Geht Mode durch den Magen? Ist eine Frage, die sich immer wieder stellt. Dabei fällt uns ein Café ein, nicht unweit von uns. Dort wird nicht nur Kaffee und Kuchen serviert, sondern auch Handtaschen mit im Café verkauft. Ein großes Ladengeschäft, mit wirklich guten Torten. Aber leider ohne Gemütlichkeit und Lifestyle. Die meisten Kunden befinden sich im Seniorenalter. Damit ist das Geschäftsmodell leider regelrecht falsch geplant. Doch das muss nicht in jedem Fall so sein. Den mittlerweile hat sich Mode und Essen zu einem kleinen Trend entwickelt. Zusammen mit einem besonderen Einkaufserlebnis wird auch etwas Essbares serviert. Neu ist dieser Trend aber keinesfalls. Wer schnell einmal ein paar Tausender ausgeben möchte, konnte dieses in Edel-Boutiquen in den USA und in Frankreich schon immer genießen. Ein guter Tropfen Wein, ein paar warme Häppchen und schon war Mode im Wert eines Mittelklassewagens gekauft. Das Konzept bot sich bislang aber nur in den oberen Preisbereichen an.
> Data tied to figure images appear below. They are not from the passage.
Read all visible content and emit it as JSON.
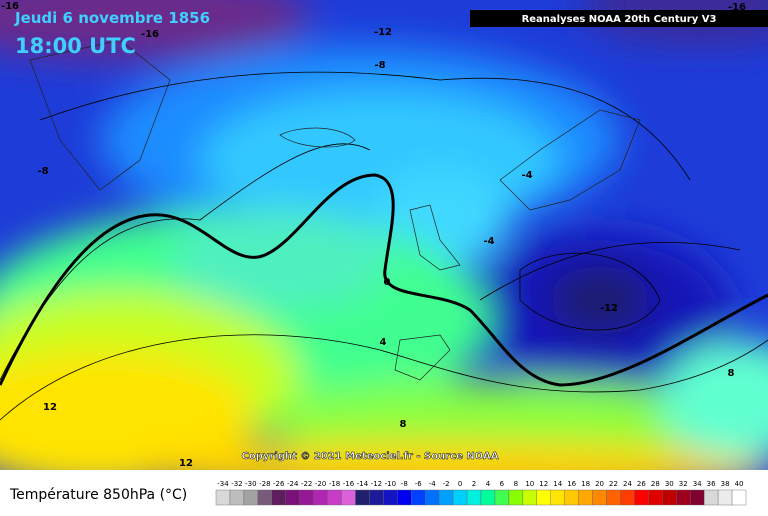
{
  "header": {
    "title": "Jeudi 6 novembre 1856",
    "time": "18:00 UTC",
    "source": "Reanalyses NOAA 20th Century V3"
  },
  "map": {
    "contour_labels": [
      "-16",
      "-16",
      "-12",
      "-8",
      "-8",
      "-4",
      "-4",
      "0",
      "-12",
      "4",
      "8",
      "12",
      "12",
      "-16",
      "8"
    ],
    "copyright": "Copyright © 2021 Meteociel.fr - Source NOAA"
  },
  "legend": {
    "title": "Température 850hPa (°C)",
    "labels": [
      "-34",
      "-32",
      "-30",
      "-28",
      "-26",
      "-24",
      "-22",
      "-20",
      "-18",
      "-16",
      "-14",
      "-12",
      "-10",
      "-8",
      "-6",
      "-4",
      "-2",
      "0",
      "2",
      "4",
      "6",
      "8",
      "10",
      "12",
      "14",
      "16",
      "18",
      "20",
      "22",
      "24",
      "26",
      "28",
      "30",
      "32",
      "34",
      "36",
      "38",
      "40"
    ],
    "colors": [
      "#d8d8d8",
      "#bdbdbd",
      "#a3a3a3",
      "#7a5a7a",
      "#5e1e5e",
      "#7a107a",
      "#961896",
      "#b026b0",
      "#c83cc8",
      "#dc60dc",
      "#20206e",
      "#1c1c9a",
      "#1414c4",
      "#0000f0",
      "#0040ff",
      "#0070ff",
      "#00a0ff",
      "#00d0ff",
      "#00f0e0",
      "#00ff9c",
      "#40ff50",
      "#88ff00",
      "#c8ff00",
      "#ffff00",
      "#ffe400",
      "#ffc800",
      "#ffa800",
      "#ff8800",
      "#ff6400",
      "#ff3c00",
      "#ff0000",
      "#e00000",
      "#c00000",
      "#a00020",
      "#800030",
      "#d8d8d8",
      "#ececec",
      "#ffffff"
    ]
  }
}
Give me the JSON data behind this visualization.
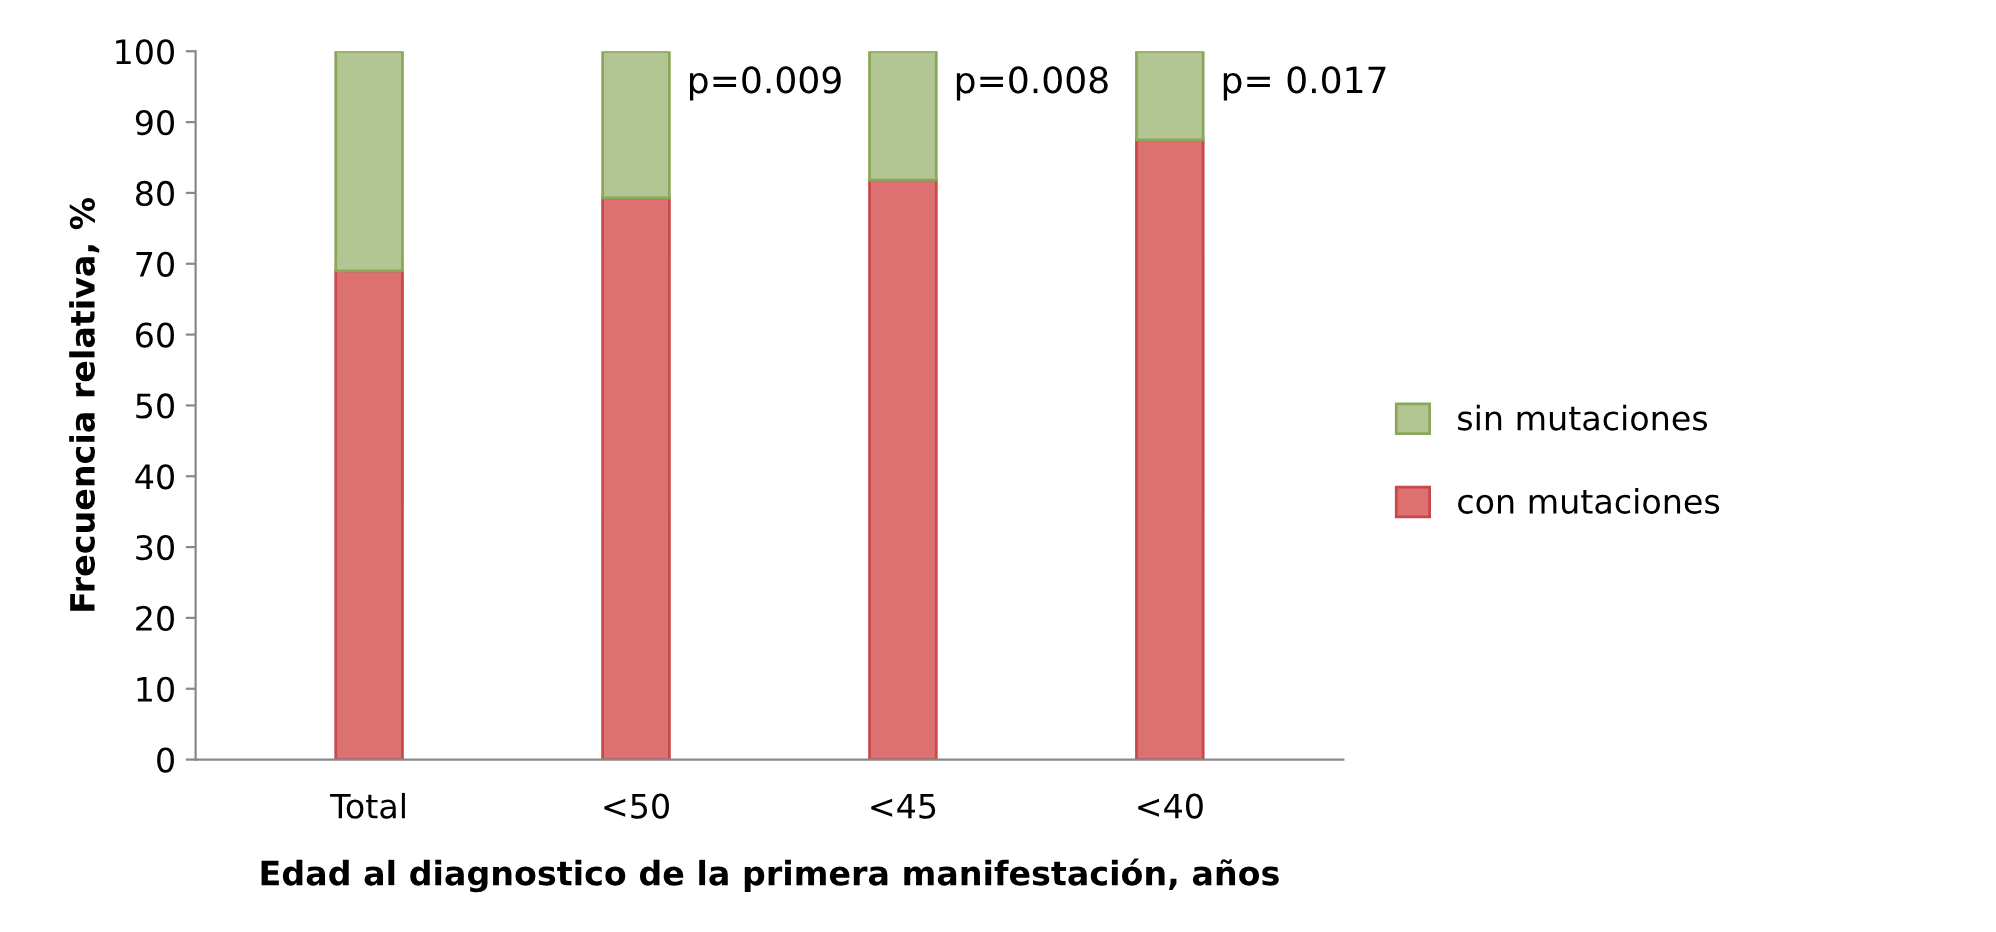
{
  "chart_data": {
    "type": "bar",
    "stacked": true,
    "xlabel": "Edad al diagnostico de la primera manifestación, años",
    "ylabel": "Frecuencia relativa, %",
    "categories": [
      "Total",
      "<50",
      "<45",
      "<40"
    ],
    "series": [
      {
        "name": "con mutaciones",
        "color": "#dd7070",
        "values": [
          69,
          79.3,
          81.8,
          87.5
        ]
      },
      {
        "name": "sin mutaciones",
        "color": "#b3c592",
        "values": [
          31,
          20.7,
          18.2,
          12.5
        ]
      }
    ],
    "ylim": [
      0,
      100
    ],
    "yticks": [
      0,
      10,
      20,
      30,
      40,
      50,
      60,
      70,
      80,
      90,
      100
    ],
    "grid": false,
    "legend": "right",
    "annotations": [
      "p=0.009",
      "p=0.008",
      "p= 0.017"
    ]
  }
}
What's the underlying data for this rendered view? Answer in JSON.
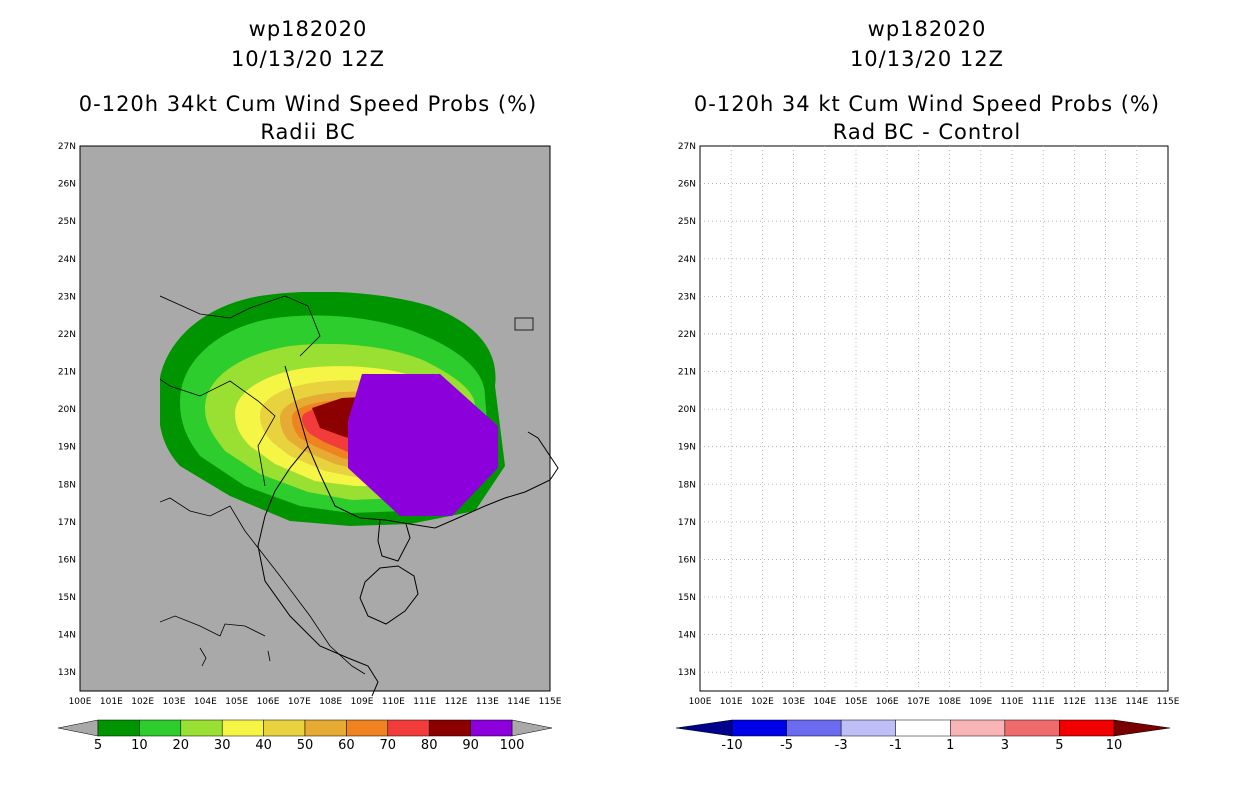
{
  "left_panel": {
    "storm_id": "wp182020",
    "datetime": "10/13/20 12Z",
    "title": "0-120h 34kt Cum Wind Speed Probs (%)",
    "subtitle": "Radii BC",
    "colorbar": {
      "labels": [
        "5",
        "10",
        "20",
        "30",
        "40",
        "50",
        "60",
        "70",
        "80",
        "90",
        "100"
      ],
      "colors": [
        "#009500",
        "#2dcd2d",
        "#99e032",
        "#f5f545",
        "#e8d23d",
        "#e6ab32",
        "#ee8320",
        "#f23c3c",
        "#8c0000",
        "#8c00dc"
      ],
      "arrow_color": "#a9a9a9"
    }
  },
  "right_panel": {
    "storm_id": "wp182020",
    "datetime": "10/13/20 12Z",
    "title": "0-120h 34 kt Cum Wind Speed Probs (%)",
    "subtitle": "Rad BC - Control",
    "colorbar": {
      "labels": [
        "-10",
        "-5",
        "-3",
        "-1",
        "1",
        "3",
        "5",
        "10"
      ],
      "colors": [
        "#0000e6",
        "#6b6bf0",
        "#bfbff8",
        "#ffffff",
        "#f7b5b5",
        "#f06b6b",
        "#f00000"
      ],
      "arrow_left_color": "#00008c",
      "arrow_right_color": "#780000"
    }
  },
  "map": {
    "lat_labels": [
      "27N",
      "26N",
      "25N",
      "24N",
      "23N",
      "22N",
      "21N",
      "20N",
      "19N",
      "18N",
      "17N",
      "16N",
      "15N",
      "14N",
      "13N"
    ],
    "lon_labels": [
      "100E",
      "101E",
      "102E",
      "103E",
      "104E",
      "105E",
      "106E",
      "107E",
      "108E",
      "109E",
      "110E",
      "111E",
      "112E",
      "113E",
      "114E",
      "115E"
    ],
    "lat_range": [
      12.5,
      27
    ],
    "lon_range": [
      100,
      115
    ]
  },
  "colors": {
    "left_background": "#a9a9a9",
    "right_background": "#ffffff",
    "gridline": "#aaaaaa"
  }
}
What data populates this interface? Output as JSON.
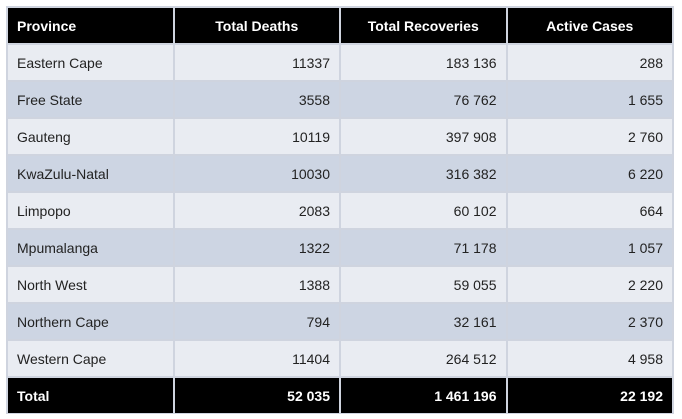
{
  "table": {
    "headers": [
      "Province",
      "Total Deaths",
      "Total Recoveries",
      "Active Cases"
    ],
    "rows": [
      {
        "province": "Eastern Cape",
        "deaths": "11337",
        "recoveries": "183 136",
        "active": "288"
      },
      {
        "province": "Free State",
        "deaths": "3558",
        "recoveries": "76 762",
        "active": "1 655"
      },
      {
        "province": "Gauteng",
        "deaths": "10119",
        "recoveries": "397 908",
        "active": "2 760"
      },
      {
        "province": "KwaZulu-Natal",
        "deaths": "10030",
        "recoveries": "316 382",
        "active": "6 220"
      },
      {
        "province": "Limpopo",
        "deaths": "2083",
        "recoveries": "60 102",
        "active": "664"
      },
      {
        "province": "Mpumalanga",
        "deaths": "1322",
        "recoveries": "71 178",
        "active": "1 057"
      },
      {
        "province": "North West",
        "deaths": "1388",
        "recoveries": "59 055",
        "active": "2 220"
      },
      {
        "province": "Northern Cape",
        "deaths": "794",
        "recoveries": "32 161",
        "active": "2 370"
      },
      {
        "province": "Western Cape",
        "deaths": "11404",
        "recoveries": "264 512",
        "active": "4 958"
      }
    ],
    "total": {
      "label": "Total",
      "deaths": "52 035",
      "recoveries": "1 461 196",
      "active": "22 192"
    }
  },
  "colors": {
    "header_bg": "#000000",
    "header_text": "#ffffff",
    "row_odd": "#e9ecf2",
    "row_even": "#cdd5e3",
    "grid": "#cfd4df"
  }
}
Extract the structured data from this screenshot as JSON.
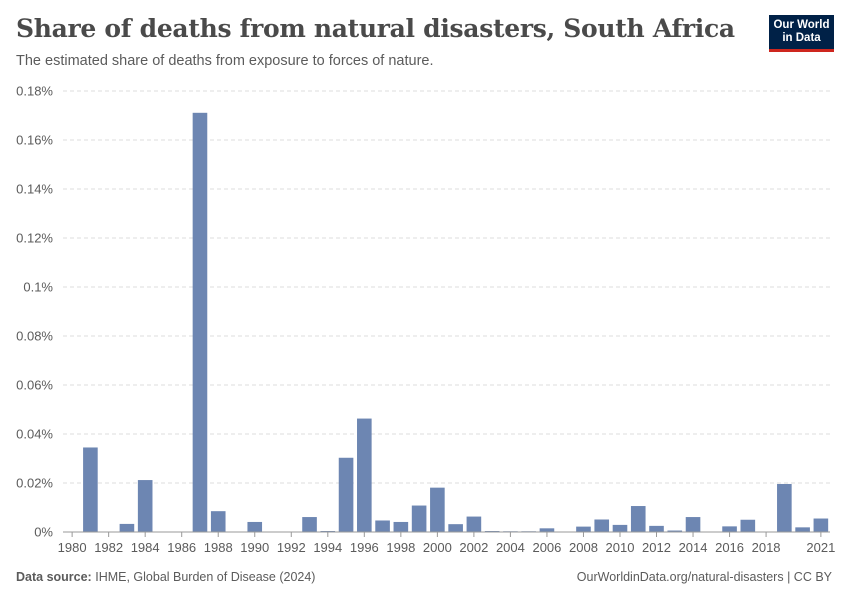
{
  "header": {
    "title": "Share of deaths from natural disasters, South Africa",
    "subtitle": "The estimated share of deaths from exposure to forces of nature."
  },
  "logo": {
    "line1": "Our World",
    "line2": "in Data"
  },
  "footer": {
    "source_label": "Data source:",
    "source_text": "IHME, Global Burden of Disease (2024)",
    "url_license": "OurWorldinData.org/natural-disasters | CC BY"
  },
  "colors": {
    "bar": "#6d86b2",
    "grid": "#dddddd",
    "axis": "#999999",
    "text": "#5b5b5b"
  },
  "chart_data": {
    "type": "bar",
    "title": "Share of deaths from natural disasters, South Africa",
    "xlabel": "",
    "ylabel": "",
    "unit": "%",
    "ylim": [
      0,
      0.18
    ],
    "yticks": [
      0,
      0.02,
      0.04,
      0.06,
      0.08,
      0.1,
      0.12,
      0.14,
      0.16,
      0.18
    ],
    "ytick_labels": [
      "0%",
      "0.02%",
      "0.04%",
      "0.06%",
      "0.08%",
      "0.1%",
      "0.12%",
      "0.14%",
      "0.16%",
      "0.18%"
    ],
    "xticks": [
      1980,
      1982,
      1984,
      1986,
      1988,
      1990,
      1992,
      1994,
      1996,
      1998,
      2000,
      2002,
      2004,
      2006,
      2008,
      2010,
      2012,
      2014,
      2016,
      2018,
      2021
    ],
    "grid": true,
    "categories": [
      1980,
      1981,
      1982,
      1983,
      1984,
      1985,
      1986,
      1987,
      1988,
      1989,
      1990,
      1991,
      1992,
      1993,
      1994,
      1995,
      1996,
      1997,
      1998,
      1999,
      2000,
      2001,
      2002,
      2003,
      2004,
      2005,
      2006,
      2007,
      2008,
      2009,
      2010,
      2011,
      2012,
      2013,
      2014,
      2015,
      2016,
      2017,
      2018,
      2019,
      2020,
      2021
    ],
    "values": [
      0,
      0.0345,
      0,
      0.0033,
      0.0212,
      0,
      0,
      0.1711,
      0.0085,
      0,
      0.0041,
      0,
      0,
      0.0061,
      0.0004,
      0.0303,
      0.0463,
      0.0047,
      0.0041,
      0.0108,
      0.0181,
      0.0032,
      0.0063,
      0.0004,
      0.0003,
      0.0003,
      0.0015,
      0,
      0.0022,
      0.0051,
      0.0029,
      0.0106,
      0.0025,
      0.0006,
      0.0061,
      0,
      0.0023,
      0.005,
      0,
      0.0196,
      0.0019,
      0.0055
    ]
  }
}
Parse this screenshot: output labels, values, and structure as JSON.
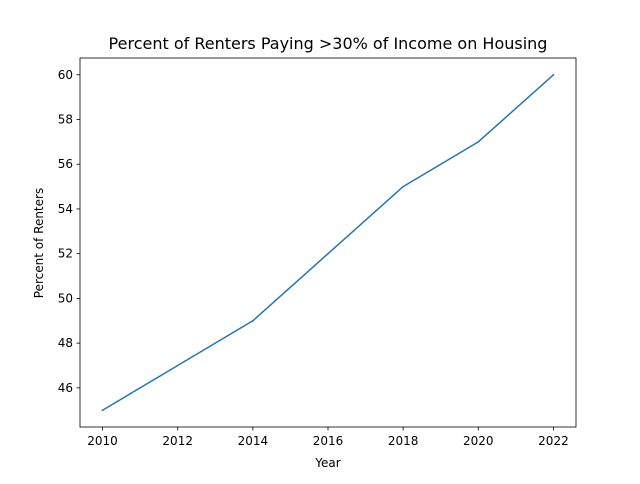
{
  "chart_data": {
    "type": "line",
    "title": "Percent of Renters Paying >30% of Income on Housing",
    "xlabel": "Year",
    "ylabel": "Percent of Renters",
    "x": [
      2010,
      2012,
      2014,
      2016,
      2018,
      2020,
      2022
    ],
    "series": [
      {
        "values": [
          45,
          47,
          49,
          52,
          55,
          57,
          60
        ],
        "color": "#1f77b4"
      }
    ],
    "xlim": [
      2009.4,
      2022.6
    ],
    "ylim": [
      44.25,
      60.75
    ],
    "x_ticks": [
      "2010",
      "2012",
      "2014",
      "2016",
      "2018",
      "2020",
      "2022"
    ],
    "y_ticks": [
      "46",
      "48",
      "50",
      "52",
      "54",
      "56",
      "58",
      "60"
    ],
    "grid": false,
    "legend": false
  }
}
Dass es nun auch bei günstigen Angeboten zu Mode und & Co. einzieht, ist erst seit ein paar Jahren neu. So sollen die Kunden zum Beispiel in einer Boutique der Hektik entfliehen können. Auf möglichst viel Raum bietet sich der pure Genuss im doppelten Effekt. Mode, so weit das Auge reicht und zwischendurch einfach Pause machen. Sich setzen und einen aromatischen Kaffee und ein leckeres Stück Kuchen genießen. So wird das Modegeschäft zu einem Rundumservice. So wird der Magen genauso wichtig, wie das, was Mann oder Frau auf der Haut tragen.

Blick auf Zürich

In der Bahnhofstrasse wird derzeit ein ehemaliges Bistro im 5. Stock umgebaut. Hier, wo ehemals 40 Plätze bestanden, sollen bereits im nächsten Sommer Magen und Haut verwöhnt werden. Ein innovatives Konzept soll aber nicht nur die gut betuchten anziehen. Schöne Mode von kompetentem, attraktiven Personal und dazu genau das Richtige für den Magen sollen das Erfolgsgeheimnis sein. Ein Konzept, das sicherlich viele Nachahmer finden wird.